Stoopud Fucken Animals

Hot. Young. Talent. Three words not usually associated with the rural county of Suffolk. Still, in the case of East Anglia’s premier playwright,...

★★★★
archive review (edinburgh) | Read in About 2 minutes
Published 04 Aug 2007
Hot. Young. Talent. Three words not usually associated with the rural county of Suffolk. Still, in the case of East Anglia’s premier playwright, Joel Horwood, the tag is becoming hard to ignore. After successful Fringe runs in 2005 with Mikey The Pikey and last year with Food, Horwood returns this year with a cleverly observed musical meditation on the complexities of rural life.

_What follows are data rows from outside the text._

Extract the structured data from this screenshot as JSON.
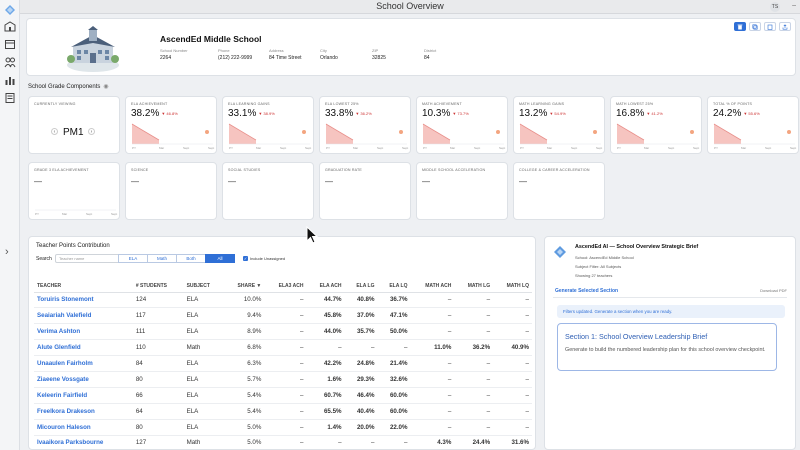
{
  "window": {
    "title": "School Overview",
    "avatar_initials": "TS"
  },
  "school": {
    "name": "AscendEd Middle School",
    "meta": [
      {
        "label": "School Number",
        "value": "2264"
      },
      {
        "label": "Phone",
        "value": "(212) 222-9999"
      },
      {
        "label": "Address",
        "value": "84 Time Street"
      },
      {
        "label": "City",
        "value": "Orlando"
      },
      {
        "label": "ZIP",
        "value": "32825"
      },
      {
        "label": "District",
        "value": "84"
      }
    ]
  },
  "toolbar": {
    "icons": [
      "trash-icon",
      "copy-icon",
      "clipboard-icon",
      "share-icon"
    ]
  },
  "components": {
    "section_title": "School Grade Components",
    "currently_viewing": {
      "label": "CURRENTLY VIEWING",
      "value": "PM1"
    },
    "metrics": [
      {
        "label": "ELA ACHIEVEMENT",
        "value": "38.2%",
        "change": "▼ 46.8%"
      },
      {
        "label": "ELA LEARNING GAINS",
        "value": "33.1%",
        "change": "▼ 38.9%"
      },
      {
        "label": "ELA LOWEST 25%",
        "value": "33.8%",
        "change": "▼ 36.2%"
      },
      {
        "label": "MATH ACHIEVEMENT",
        "value": "10.3%",
        "change": "▼ 73.7%"
      },
      {
        "label": "MATH LEARNING GAINS",
        "value": "13.2%",
        "change": "▼ 54.9%"
      },
      {
        "label": "MATH LOWEST 25%",
        "value": "16.8%",
        "change": "▼ 41.2%"
      },
      {
        "label": "TOTAL % OF POINTS",
        "value": "24.2%",
        "change": "▼ 55.6%"
      }
    ],
    "metrics_row2": [
      {
        "label": "GRADE 3 ELA ACHIEVEMENT",
        "value": "—",
        "has_chart": true
      },
      {
        "label": "SCIENCE",
        "value": "—",
        "has_chart": false
      },
      {
        "label": "SOCIAL STUDIES",
        "value": "—",
        "has_chart": false
      },
      {
        "label": "GRADUATION RATE",
        "value": "—",
        "has_chart": false
      },
      {
        "label": "MIDDLE SCHOOL ACCELERATION",
        "value": "—",
        "has_chart": false
      },
      {
        "label": "COLLEGE & CAREER ACCELERATION",
        "value": "—",
        "has_chart": false
      }
    ],
    "axis_labels": [
      "PY",
      "Mar",
      "Sept",
      "Sept"
    ]
  },
  "teacher_points": {
    "title": "Teacher Points Contribution",
    "search_label": "Search",
    "search_placeholder": "Teacher name",
    "filters": [
      "ELA",
      "Math",
      "Both",
      "All"
    ],
    "active_filter": "All",
    "include_unassigned": "Include Unassigned",
    "columns": [
      "TEACHER",
      "# STUDENTS",
      "SUBJECT",
      "SHARE ▼",
      "ELA3 ACH",
      "ELA ACH",
      "ELA LG",
      "ELA LQ",
      "MATH ACH",
      "MATH LG",
      "MATH LQ"
    ],
    "rows": [
      [
        "Toruiris Stonemont",
        "124",
        "ELA",
        "10.0%",
        "–",
        "44.7%",
        "40.8%",
        "36.7%",
        "–",
        "–",
        "–"
      ],
      [
        "Seaiariah Valefield",
        "117",
        "ELA",
        "9.4%",
        "–",
        "45.8%",
        "37.0%",
        "47.1%",
        "–",
        "–",
        "–"
      ],
      [
        "Verima Ashton",
        "111",
        "ELA",
        "8.9%",
        "–",
        "44.0%",
        "35.7%",
        "50.0%",
        "–",
        "–",
        "–"
      ],
      [
        "Alute Glenfield",
        "110",
        "Math",
        "6.8%",
        "–",
        "–",
        "–",
        "–",
        "11.0%",
        "36.2%",
        "40.9%"
      ],
      [
        "Unaaulen Fairholm",
        "84",
        "ELA",
        "6.3%",
        "–",
        "42.2%",
        "24.8%",
        "21.4%",
        "–",
        "–",
        "–"
      ],
      [
        "Ziaeene Vossgate",
        "80",
        "ELA",
        "5.7%",
        "–",
        "1.6%",
        "29.3%",
        "32.6%",
        "–",
        "–",
        "–"
      ],
      [
        "Keleerin Fairfield",
        "66",
        "ELA",
        "5.4%",
        "–",
        "60.7%",
        "46.4%",
        "60.0%",
        "–",
        "–",
        "–"
      ],
      [
        "Freelkora Drakeson",
        "64",
        "ELA",
        "5.4%",
        "–",
        "65.5%",
        "40.4%",
        "60.0%",
        "–",
        "–",
        "–"
      ],
      [
        "Micouron Haleson",
        "80",
        "ELA",
        "5.0%",
        "–",
        "1.4%",
        "20.0%",
        "22.0%",
        "–",
        "–",
        "–"
      ],
      [
        "Ivaaikora Parksbourne",
        "127",
        "Math",
        "5.0%",
        "–",
        "–",
        "–",
        "–",
        "4.3%",
        "24.4%",
        "31.6%"
      ]
    ],
    "tones": [
      [
        "",
        "",
        "",
        "",
        "n",
        "p",
        "p",
        "p",
        "n",
        "n",
        "n"
      ],
      [
        "",
        "",
        "",
        "",
        "n",
        "p",
        "p",
        "p",
        "n",
        "n",
        "n"
      ],
      [
        "",
        "",
        "",
        "",
        "n",
        "p",
        "p",
        "p",
        "n",
        "n",
        "n"
      ],
      [
        "",
        "",
        "",
        "",
        "n",
        "n",
        "n",
        "n",
        "p",
        "p",
        "p"
      ],
      [
        "",
        "",
        "",
        "",
        "n",
        "p",
        "r",
        "r",
        "n",
        "n",
        "n"
      ],
      [
        "",
        "",
        "",
        "",
        "n",
        "r",
        "r",
        "r",
        "n",
        "n",
        "n"
      ],
      [
        "",
        "",
        "",
        "",
        "n",
        "p",
        "p",
        "p",
        "n",
        "n",
        "n"
      ],
      [
        "",
        "",
        "",
        "",
        "n",
        "p",
        "p",
        "p",
        "n",
        "n",
        "n"
      ],
      [
        "",
        "",
        "",
        "",
        "n",
        "r",
        "r",
        "r",
        "n",
        "n",
        "n"
      ],
      [
        "",
        "",
        "",
        "",
        "n",
        "n",
        "n",
        "n",
        "r",
        "p",
        "p"
      ]
    ]
  },
  "ai_brief": {
    "title": "AscendEd AI — School Overview Strategic Brief",
    "school_line": "School: AscendEd Middle School",
    "subject_line": "Subject Filter: All Subjects",
    "showing_line": "Showing 27 teachers",
    "generate_label": "Generate Selected Section",
    "download_label": "Download PDF",
    "filters_note": "Filters updated. Generate a section when you are ready.",
    "section_title": "Section 1: School Overview Leadership Brief",
    "section_body": "Generate to build the numbered leadership plan for this school overview checkpoint."
  },
  "colors": {
    "accent": "#2f6fd6",
    "positive": "#2e9a3e",
    "negative": "#d23a3a",
    "chart_fill": "#f6c4c0",
    "chart_dot": "#f3a580"
  }
}
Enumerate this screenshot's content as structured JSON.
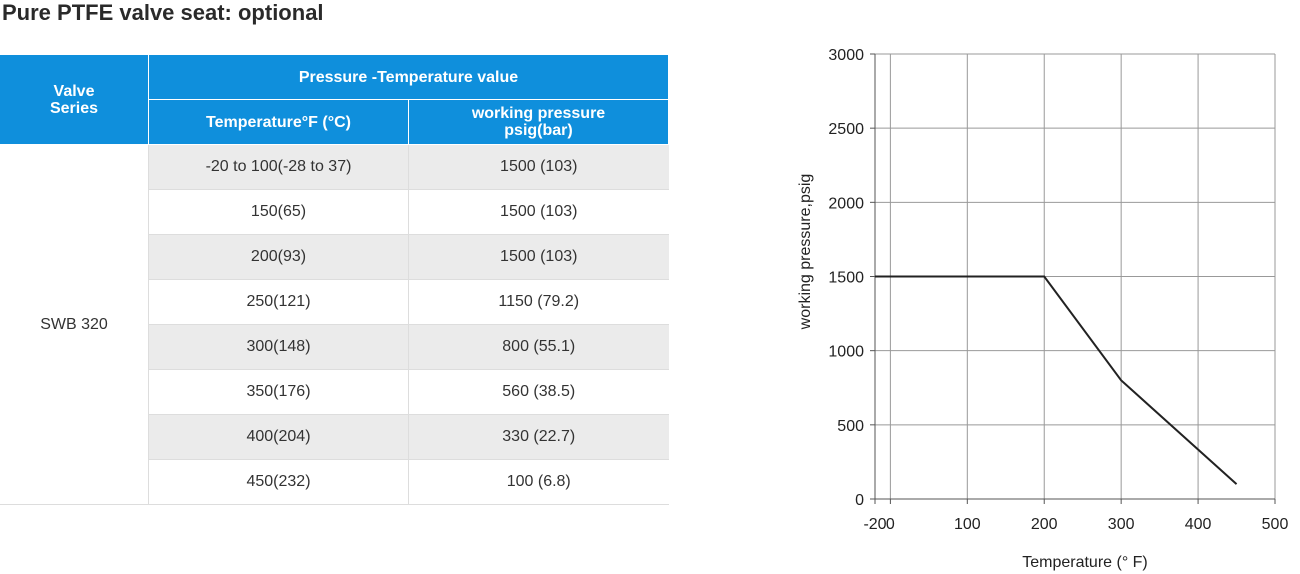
{
  "title": "Pure PTFE valve seat: optional",
  "table": {
    "header": {
      "series_label": "Valve\nSeries",
      "group_label": "Pressure -Temperature value",
      "temp_label": "Temperature°F (°C)",
      "pressure_label": "working pressure\npsig(bar)"
    },
    "series_value": "SWB 320",
    "rows": [
      {
        "temp": "-20  to 100(-28  to 37)",
        "pressure": "1500 (103)"
      },
      {
        "temp": "150(65)",
        "pressure": "1500 (103)"
      },
      {
        "temp": "200(93)",
        "pressure": "1500 (103)"
      },
      {
        "temp": "250(121)",
        "pressure": "1150 (79.2)"
      },
      {
        "temp": "300(148)",
        "pressure": "800 (55.1)"
      },
      {
        "temp": "350(176)",
        "pressure": "560 (38.5)"
      },
      {
        "temp": "400(204)",
        "pressure": "330 (22.7)"
      },
      {
        "temp": "450(232)",
        "pressure": "100 (6.8)"
      }
    ]
  },
  "colors": {
    "header_bg": "#0f8fdc",
    "row_shade": "#ebebeb",
    "grid": "#999999",
    "line": "#222222"
  },
  "chart_data": {
    "type": "line",
    "xlabel": "Temperature (° F)",
    "ylabel": "working pressure,psig",
    "xlim": [
      -20,
      500
    ],
    "ylim": [
      0,
      3000
    ],
    "x_ticks": [
      -20,
      0,
      100,
      200,
      300,
      400,
      500
    ],
    "y_ticks": [
      0,
      500,
      1000,
      1500,
      2000,
      2500,
      3000
    ],
    "grid": true,
    "series": [
      {
        "x": [
          -20,
          200,
          300,
          450
        ],
        "y": [
          1500,
          1500,
          800,
          100
        ]
      }
    ]
  }
}
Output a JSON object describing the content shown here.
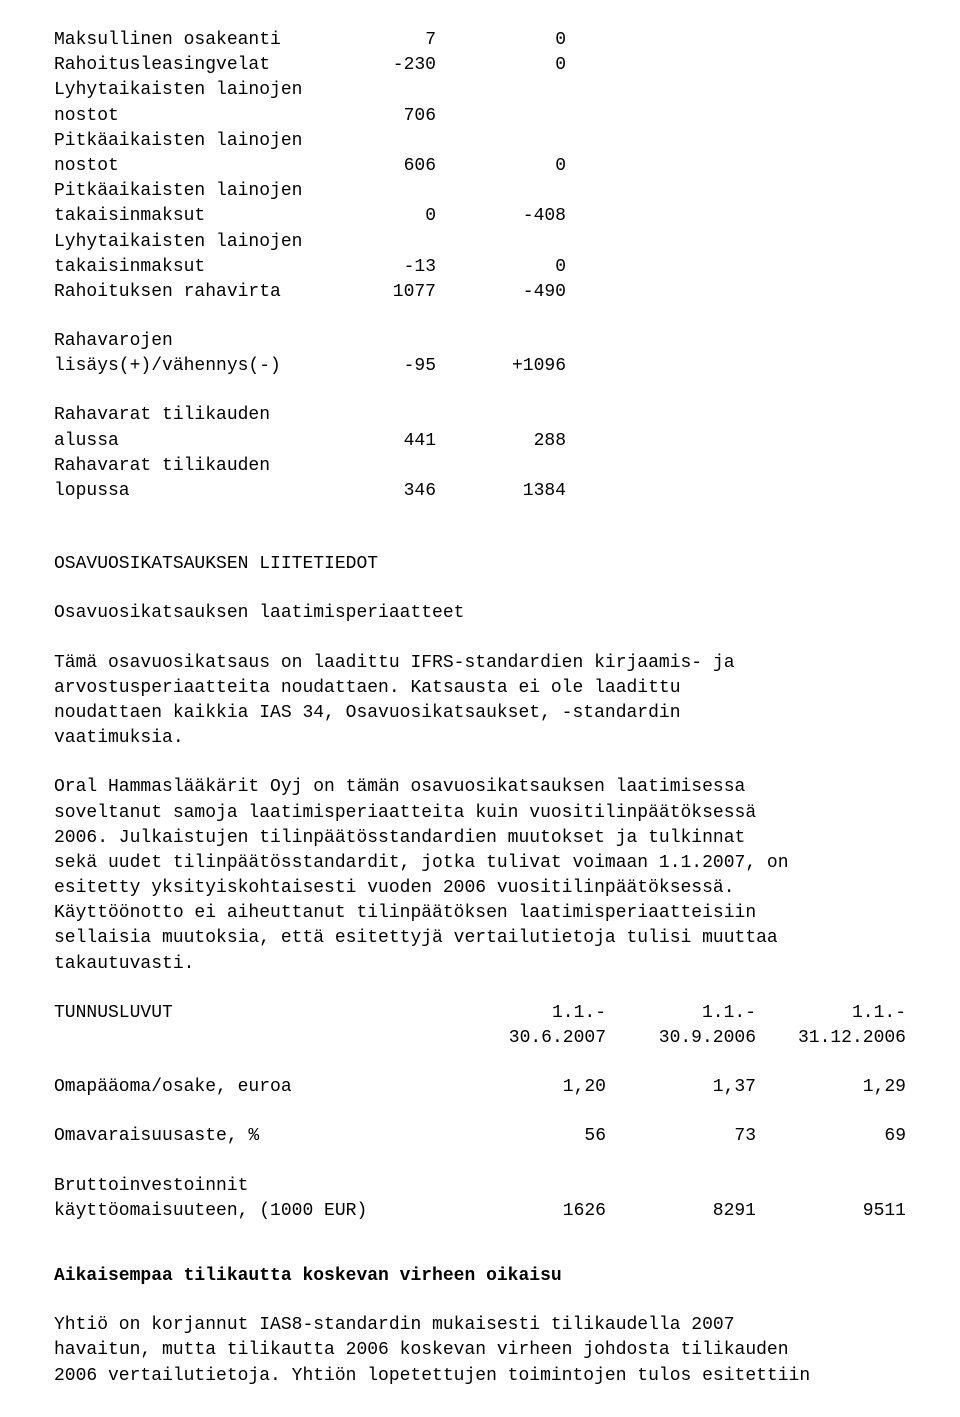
{
  "cashflow": {
    "rows": [
      {
        "label": "Maksullinen osakeanti",
        "c1": "7",
        "c2": "0"
      },
      {
        "label": "Rahoitusleasingvelat",
        "c1": "-230",
        "c2": "0"
      },
      {
        "label": "Lyhytaikaisten lainojen",
        "c1": "",
        "c2": ""
      },
      {
        "label": "nostot",
        "c1": "706",
        "c2": ""
      },
      {
        "label": "Pitkäaikaisten lainojen",
        "c1": "",
        "c2": ""
      },
      {
        "label": "nostot",
        "c1": "606",
        "c2": "0"
      },
      {
        "label": "Pitkäaikaisten lainojen",
        "c1": "",
        "c2": ""
      },
      {
        "label": "takaisinmaksut",
        "c1": "0",
        "c2": "-408"
      },
      {
        "label": "Lyhytaikaisten lainojen",
        "c1": "",
        "c2": ""
      },
      {
        "label": "takaisinmaksut",
        "c1": "-13",
        "c2": "0"
      },
      {
        "label": "Rahoituksen rahavirta",
        "c1": "1077",
        "c2": "-490"
      }
    ],
    "cash": {
      "line1": {
        "label": "Rahavarojen",
        "c1": "",
        "c2": ""
      },
      "line2": {
        "label": "lisäys(+)/vähennys(-)",
        "c1": "-95",
        "c2": "+1096"
      }
    },
    "period": [
      {
        "label": "Rahavarat tilikauden",
        "c1": "",
        "c2": ""
      },
      {
        "label": "alussa",
        "c1": "441",
        "c2": "288"
      },
      {
        "label": "Rahavarat tilikauden",
        "c1": "",
        "c2": ""
      },
      {
        "label": "lopussa",
        "c1": "346",
        "c2": "1384"
      }
    ]
  },
  "notes": {
    "title": "OSAVUOSIKATSAUKSEN LIITETIEDOT",
    "subtitle": "Osavuosikatsauksen laatimisperiaatteet",
    "p1": "Tämä osavuosikatsaus on laadittu IFRS-standardien kirjaamis- ja\narvostusperiaatteita noudattaen. Katsausta ei ole laadittu\nnoudattaen kaikkia IAS 34, Osavuosikatsaukset, -standardin\nvaatimuksia.",
    "p2": "Oral Hammaslääkärit Oyj on tämän osavuosikatsauksen laatimisessa\nsoveltanut samoja laatimisperiaatteita kuin vuositilinpäätöksessä\n2006. Julkaistujen tilinpäätösstandardien muutokset ja tulkinnat\nsekä uudet tilinpäätösstandardit, jotka tulivat voimaan 1.1.2007, on\nesitetty yksityiskohtaisesti vuoden 2006 vuositilinpäätöksessä.\nKäyttöönotto ei aiheuttanut tilinpäätöksen laatimisperiaatteisiin\nsellaisia muutoksia, että esitettyjä vertailutietoja tulisi muuttaa\ntakautuvasti."
  },
  "keyfigures": {
    "title": "TUNNUSLUVUT",
    "cols": {
      "h1a": "1.1.-",
      "h1b": "30.6.2007",
      "h2a": "1.1.-",
      "h2b": "30.9.2006",
      "h3a": "1.1.-",
      "h3b": "31.12.2006"
    },
    "rows": [
      {
        "label": "Omapääoma/osake, euroa",
        "v1": "1,20",
        "v2": "1,37",
        "v3": "1,29"
      },
      {
        "label": "Omavaraisuusaste, %",
        "v1": "56",
        "v2": "73",
        "v3": "69"
      }
    ],
    "invest": {
      "l1": "Bruttoinvestoinnit",
      "l2": "käyttöomaisuuteen, (1000 EUR)",
      "v1": "1626",
      "v2": "8291",
      "v3": "9511"
    }
  },
  "correction": {
    "heading": "Aikaisempaa tilikautta koskevan virheen oikaisu",
    "p": "Yhtiö on korjannut IAS8-standardin mukaisesti tilikaudella 2007\nhavaitun, mutta tilikautta 2006 koskevan virheen johdosta tilikauden\n2006 vertailutietoja. Yhtiön lopetettujen toimintojen tulos esitettiin"
  }
}
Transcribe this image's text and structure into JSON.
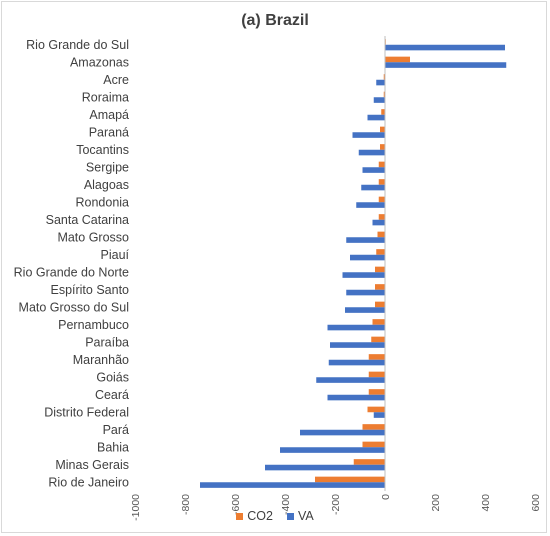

In the Wild East of Leiston, Suffolk, twin brothers Charlie and Dim battle with the claustrophobia of country life. Charlie is a frustrated bull-semen salesman, Dim a hapless paperboy. Surrounded by a web of family lies and parochial gossip, the pair desperately grapple with their identities, pulling and pushing each other in opposing directions.

Horwood chooses to leave many questions unanswered until the end, relying on the brothers’ warm rapport to keep the complex narrative ticking over. It’s a clever tactic and ably handled by actors Carl Prekopp and Joseph Arkley, who make full use of Horwood’s naturalistic script to fully bring the characters alive.

As the play spirals towards a catastrophic showdown, Horwood plays his final card, guiding the story towards a softer, more circular ending. But this is no kop out. Horwood, it seems, does not want to give us tragedy but instead make a point about human frailty, evident in all, and often at odds with small-town moral protocol.